Dick got confused.  “I did; I was a fool, but the way things had been going was too much for me.  You ought to understand and try to make allowances.”

“I cannot understand why you want to marry a girl you think a thief.”

Pulling himself together, Dick gave her a steady look.  “I can’t let that pass, though if I begin to argue I’m lost.  In a way, I’m at your mercy, because my defense can only make matters worse.  But I tried to explain on board the launch.”

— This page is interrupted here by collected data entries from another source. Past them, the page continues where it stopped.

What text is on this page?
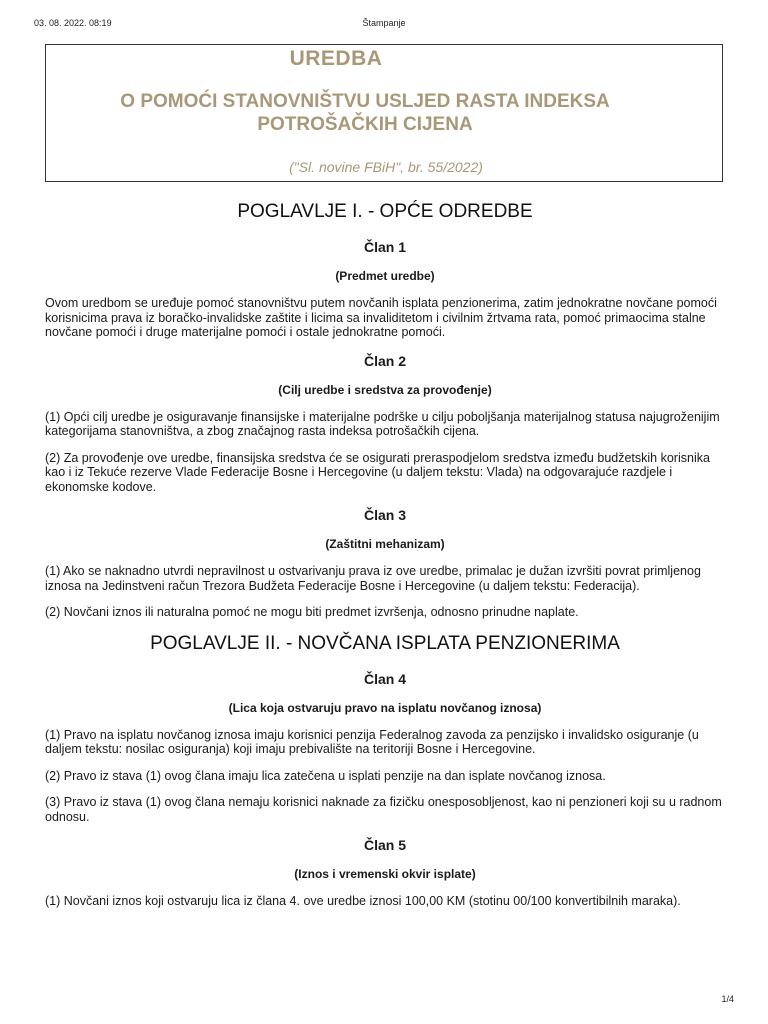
03. 08. 2022. 08:19	Štampanje
UREDBA
O POMOĆI STANOVNIŠTVU USLJED RASTA INDEKSA
POTROŠAČKIH CIJENA
("Sl. novine FBiH", br. 55/2022)
POGLAVLJE I. - OPĆE ODREDBE
Član 1
(Predmet uredbe)

Ovom uredbom se uređuje pomoć stanovništvu putem novčanih isplata penzionerima, zatim jednokratne novčane pomoći korisnicima prava iz boračko-invalidske zaštite i licima sa invaliditetom i civilnim žrtvama rata, pomoć primaocima stalne novčane pomoći i druge materijalne pomoći i ostale jednokratne pomoći.

Član 2
(Cilj uredbe i sredstva za provođenje)

(1) Opći cilj uredbe je osiguravanje finansijske i materijalne podrške u cilju poboljšanja materijalnog statusa najugroženijim kategorijama stanovništva, a zbog značajnog rasta indeksa potrošačkih cijena.

(2) Za provođenje ove uredbe, finansijska sredstva će se osigurati preraspodjelom sredstva između budžetskih korisnika kao i iz Tekuće rezerve Vlade Federacije Bosne i Hercegovine (u daljem tekstu: Vlada) na odgovarajuće razdjele i ekonomske kodove.

Član 3
(Zaštitni mehanizam)

(1) Ako se naknadno utvrdi nepravilnost u ostvarivanju prava iz ove uredbe, primalac je dužan izvršiti povrat primljenog iznosa na Jedinstveni račun Trezora Budžeta Federacije Bosne i Hercegovine (u daljem tekstu: Federacija).

(2) Novčani iznos ili naturalna pomoć ne mogu biti predmet izvršenja, odnosno prinudne naplate.

POGLAVLJE II. - NOVČANA ISPLATA PENZIONERIMA
Član 4
(Lica koja ostvaruju pravo na isplatu novčanog iznosa)

(1) Pravo na isplatu novčanog iznosa imaju korisnici penzija Federalnog zavoda za penzijsko i invalidsko osiguranje (u daljem tekstu: nosilac osiguranja) koji imaju prebivalište na teritoriji Bosne i Hercegovine.

(2) Pravo iz stava (1) ovog člana imaju lica zatečena u isplati penzije na dan isplate novčanog iznosa.

(3) Pravo iz stava (1) ovog člana nemaju korisnici naknade za fizičku onesposobljenost, kao ni penzioneri koji su u radnom odnosu.

Član 5
(Iznos i vremenski okvir isplate)

(1) Novčani iznos koji ostvaruju lica iz člana 4. ove uredbe iznosi 100,00 KM (stotinu 00/100 konvertibilnih maraka).

1/4
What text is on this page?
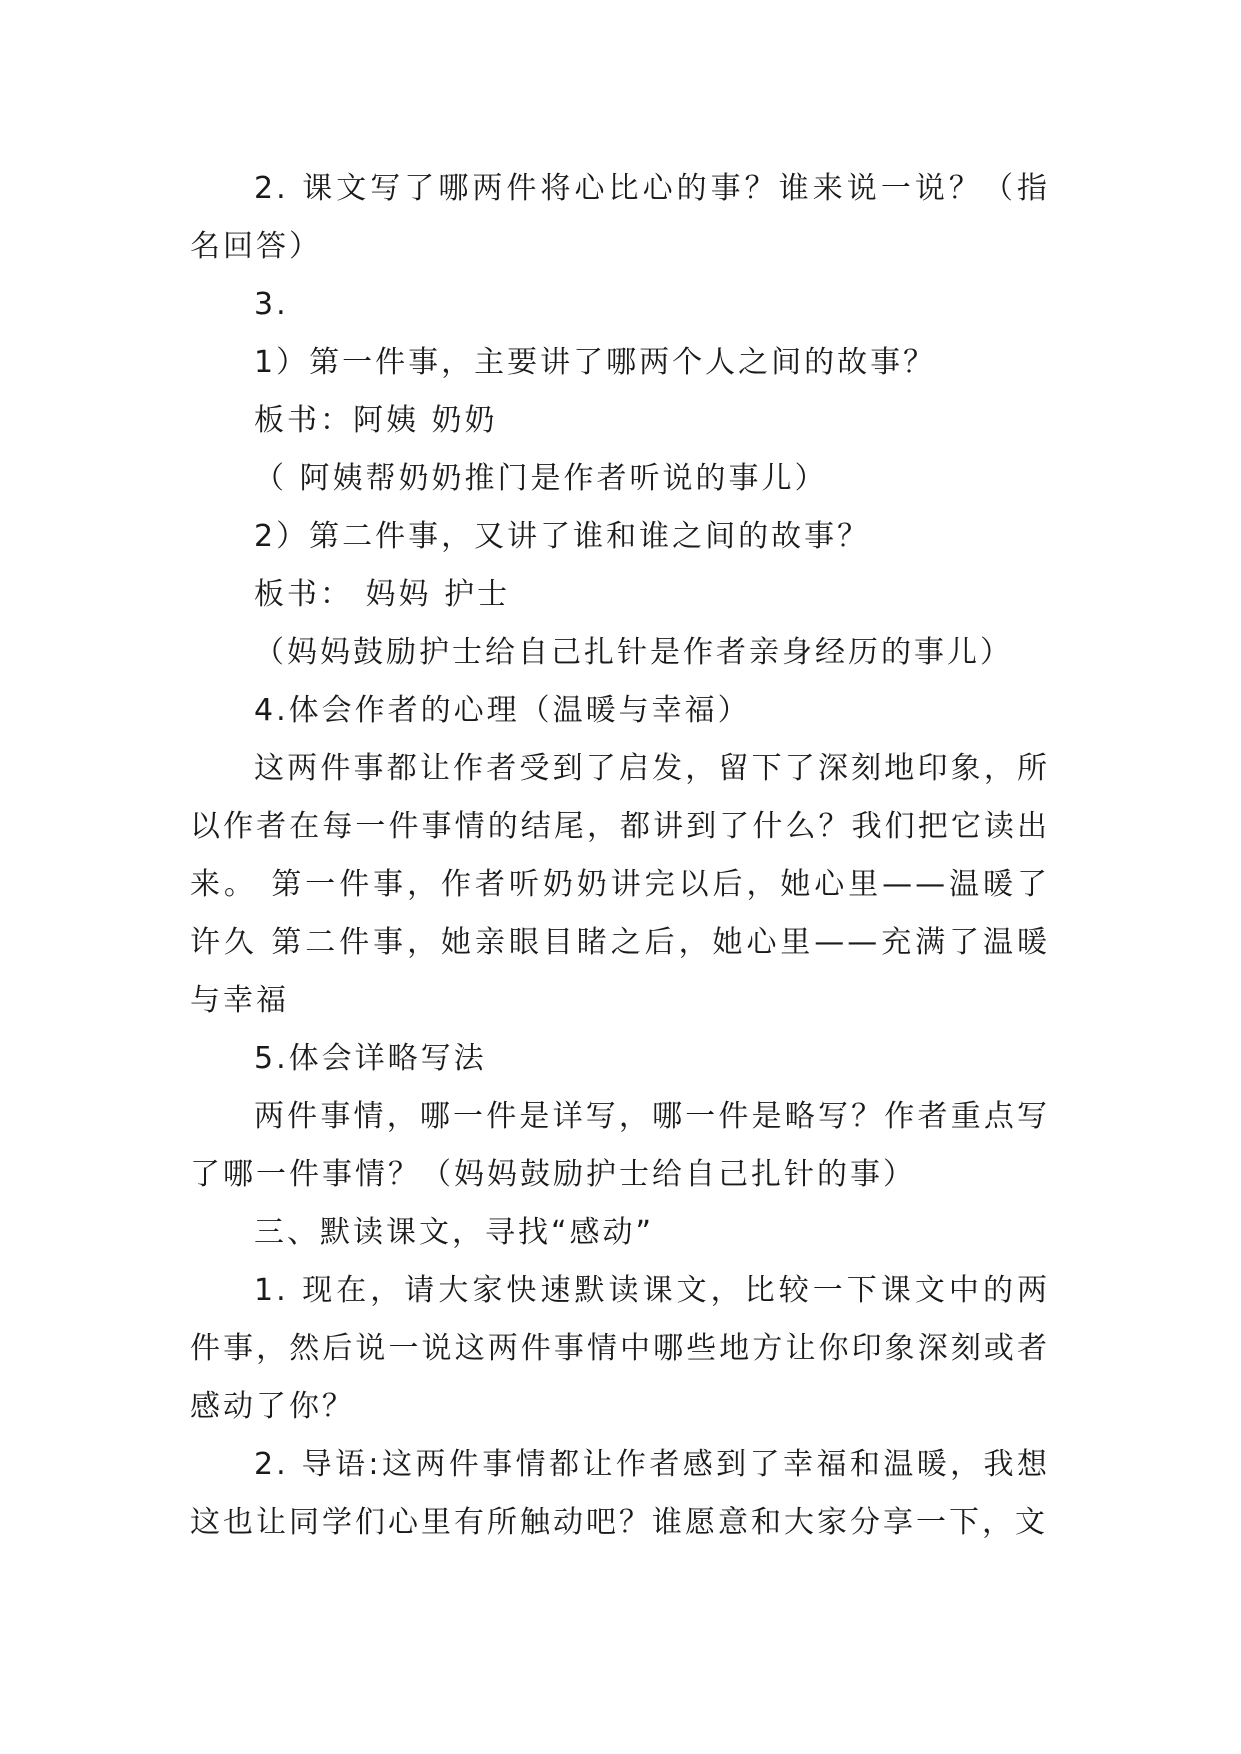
2. 课文写了哪两件将心比心的事？谁来说一说？（指名回答）

3.

1）第一件事，主要讲了哪两个人之间的故事？

板书：阿姨 奶奶

（ 阿姨帮奶奶推门是作者听说的事儿）

2）第二件事，又讲了谁和谁之间的故事？

板书： 妈妈 护士

（妈妈鼓励护士给自己扎针是作者亲身经历的事儿）

4.体会作者的心理（温暖与幸福）

这两件事都让作者受到了启发，留下了深刻地印象，所以作者在每一件事情的结尾，都讲到了什么？我们把它读出来。 第一件事，作者听奶奶讲完以后，她心里——温暖了许久 第二件事，她亲眼目睹之后，她心里——充满了温暖与幸福

5.体会详略写法

两件事情，哪一件是详写，哪一件是略写？作者重点写了哪一件事情？（妈妈鼓励护士给自己扎针的事）

三、默读课文，寻找“感动”

1. 现在，请大家快速默读课文，比较一下课文中的两件事，然后说一说这两件事情中哪些地方让你印象深刻或者感动了你？

2. 导语:这两件事情都让作者感到了幸福和温暖，我想这也让同学们心里有所触动吧？谁愿意和大家分享一下，文
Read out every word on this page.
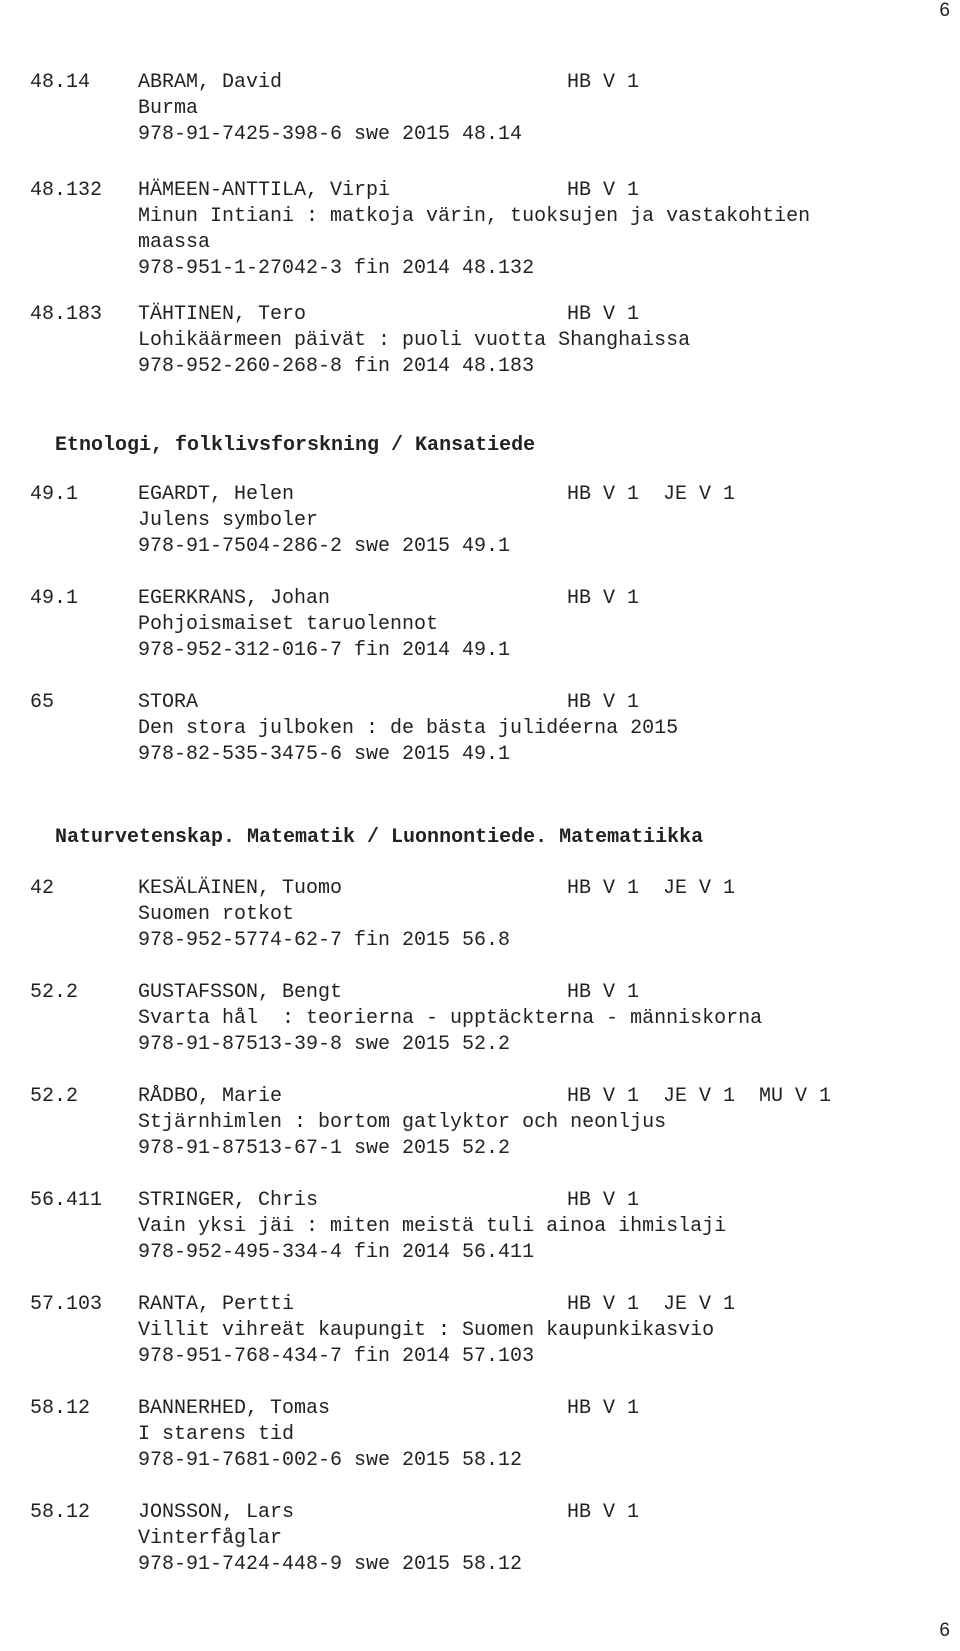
6
48.14 ABRAM, David	HB V 1
Burma
978-91-7425-398-6 swe 2015 48.14
48.132 HÄMEEN-ANTTILA, Virpi	HB V 1
Minun Intiani : matkoja värin, tuoksujen ja vastakohtien
maassa
978-951-1-27042-3 fin 2014 48.132
48.183 TÄHTINEN, Tero	HB V 1
Lohikäärmeen päivät : puoli vuotta Shanghaissa
978-952-260-268-8 fin 2014 48.183
Etnologi, folklivsforskning / Kansatiede
49.1	EGARDT, Helen	HB V 1  JE V 1
Julens symboler
978-91-7504-286-2 swe 2015 49.1
49.1	EGERKRANS, Johan	HB V 1
Pohjoismaiset taruolennot
978-952-312-016-7 fin 2014 49.1
65	STORA	HB V 1
Den stora julboken : de bästa julidéerna 2015
978-82-535-3475-6 swe 2015 49.1
Naturvetenskap. Matematik / Luonnontiede. Matematiikka
42	KESÄLÄINEN, Tuomo	HB V 1  JE V 1
Suomen rotkot
978-952-5774-62-7 fin 2015 56.8
52.2	GUSTAFSSON, Bengt	HB V 1
Svarta hål  : teorierna - upptäckterna - människorna
978-91-87513-39-8 swe 2015 52.2
52.2	RÅDBO, Marie	HB V 1  JE V 1  MU V 1
Stjärnhimlen : bortom gatlyktor och neonljus
978-91-87513-67-1 swe 2015 52.2
56.411 STRINGER, Chris	HB V 1
Vain yksi jäi : miten meistä tuli ainoa ihmislaji
978-952-495-334-4 fin 2014 56.411
57.103 RANTA, Pertti	HB V 1  JE V 1
Villit vihreät kaupungit : Suomen kaupunkikasvio
978-951-768-434-7 fin 2014 57.103
58.12 BANNERHED, Tomas	HB V 1
I starens tid
978-91-7681-002-6 swe 2015 58.12
58.12 JONSSON, Lars	HB V 1
Vinterfåglar
978-91-7424-448-9 swe 2015 58.12
6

“The explanation wasn’t very convincing,” Clare remarked, turning her head.  “Do you still believe I took your papers?”

“The plans were in my pocket when I reached your house,” said Dick, who saw he must be frank.  “I don’t know that you took them, and if you did, I wouldn’t hold you responsible; but they were taken.”

“You mean that you blame my father for their loss?”

Dick hesitated.  He felt that she was giving him a last opportunity, but he could not seize it.

“If I pretended I didn’t blame him, you would find me out and it would stand between us.  I wish I could say I’d dropped the papers somewhere or find some other way; but the truth is best.”

Clare turned to him with a hot flush and an angry sparkle in her eyes.

“Then it’s unthinkable that you should marry the daughter of the man whom you believe ruined you.  Don’t you see that you can’t separate me from my father?  We must stand together.”

“No,” said Dick doggedly, knowing that he was beaten, “I don’t see that.  I want you; I want to take you away from surroundings and associations that must jar.  Perhaps it was foolish to think you would come, but you helped to save my life when I was ill, and I believe I was then something more to you than a patient.  Why have you changed?”

She looked at him with a forced and rather bitter smile.  “Need you ask?  Can’t you, or won’t you, understand?  Could I marry my victim, which is what you are if your suspicions are justified?  If they are not, you have offered me an insult I cannot forgive.  It is unbearable to be thought the daughter of a thief.”

Dick nerved himself for a last effort.  “What does your father’s character matter?  I want you.  You will be safe from everything that could hurt you if you come to me.”  He hesitated and then went on in a hoarse, determined voice:  “You must come.  I can’t let you live among those plotters and gamblers.  It’s impossible.  Clare, when I was ill and you thought me asleep, I watched you sitting in the moonlight.  Your face was wonderfully gentle and I thought ­”

She rose and stopped him with a gesture.  “There is no more to be said, Mr. Brandon.  I cannot marry you, and if you are generous, you will go.”

Dick, who had been gripping the chair hard, let his hand fall slackly and turned away.  Clare watched him cross the patio, and stood tensely still, fighting against an impulse to call him back as he neared the door.  Then as he vanished into the shadow of the arch she sat down with sudden limpness and buried her hot face in her hands.